James Gleik in the New York Times on November 29:
As a technology, the book is like a hammer. That is to say, it is perfect: a tool ideally suited to its task. Hammers can be tweaked and varied but will never go obsolete. Even when builders pound nails by the thousand with pneumatic nail guns, every household needs a hammer. Likewise, the bicycle is alive and well. It was invented in a world without automobiles, and for speed and range it was quickly surpassed by motorcycles and all kinds of powered scooters. But there is nothing quaint about bicycles. They outsell cars.
This is what I've always said, and my morning commute just reaffirmed my beliefs. I'm reading Bolano's 2666 right now, and yes, it's completing amazing. I haven't been this sucked into a book in a long time. But what I was thinking about today was how corporeal the experience of reading it is, how physical. Here's this book, this big, badass sprawling novel that took years to write. It should weigh something. It should remind you, physically, that it's there. To be blunt, it ought to be a pain in the ass to carry around.

Marc Jacobs once said that Louis Vuitton wasn't about subtlety, it was about being a little bit of a showoff.

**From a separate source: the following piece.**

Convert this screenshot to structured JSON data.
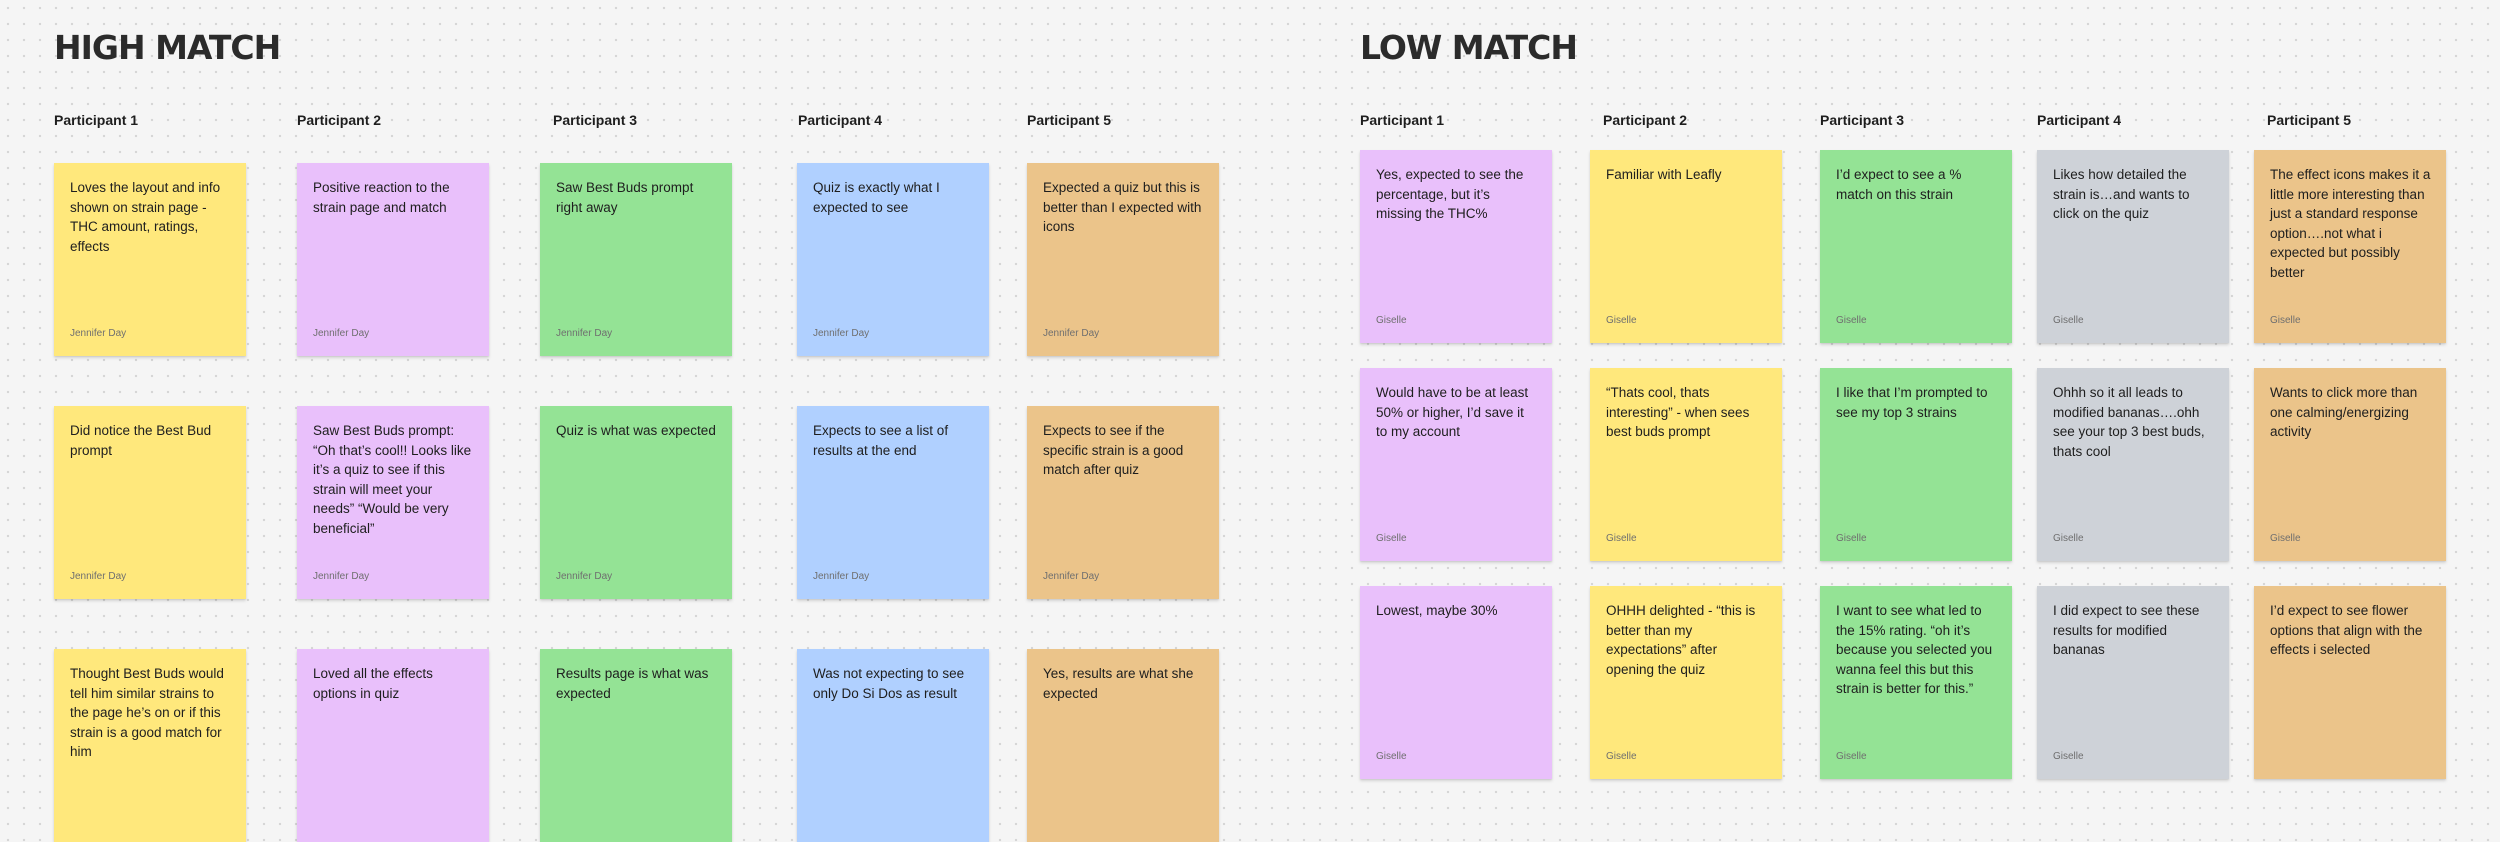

Let's face it, lugging around 2666 is kind of the same way. It's a big flag that says, "Yeah, I'm reading this." Across the aisle from me was a woman reading something on her Kindle. She might have been reading 2666, too, but for all I know, it was a romance novel. The point is, I didn't know. And where's the fun in that? It did make for an interesting picture of the current reading climate. There we were, commuting, reading, each in our own way. There was room for both of us in the train and for both of our "books" in the market.

Was this woman the trailblazer while I was the troglodyte? Possibly, except that as I looked around the train, I spotted a lot of people reading. More to the point, they were all reading big, thick novels. What were they all reading? Twilight, Eclipse, New Moon, and Breaking Dawn. Is it a coincidence that the bestselling books, the hottest books are these huge, weighty tomes? Probably, but let's, just for a second, imagine that these books represent a statement about the importance of physicality, the vitality of the printed word and the value of paper.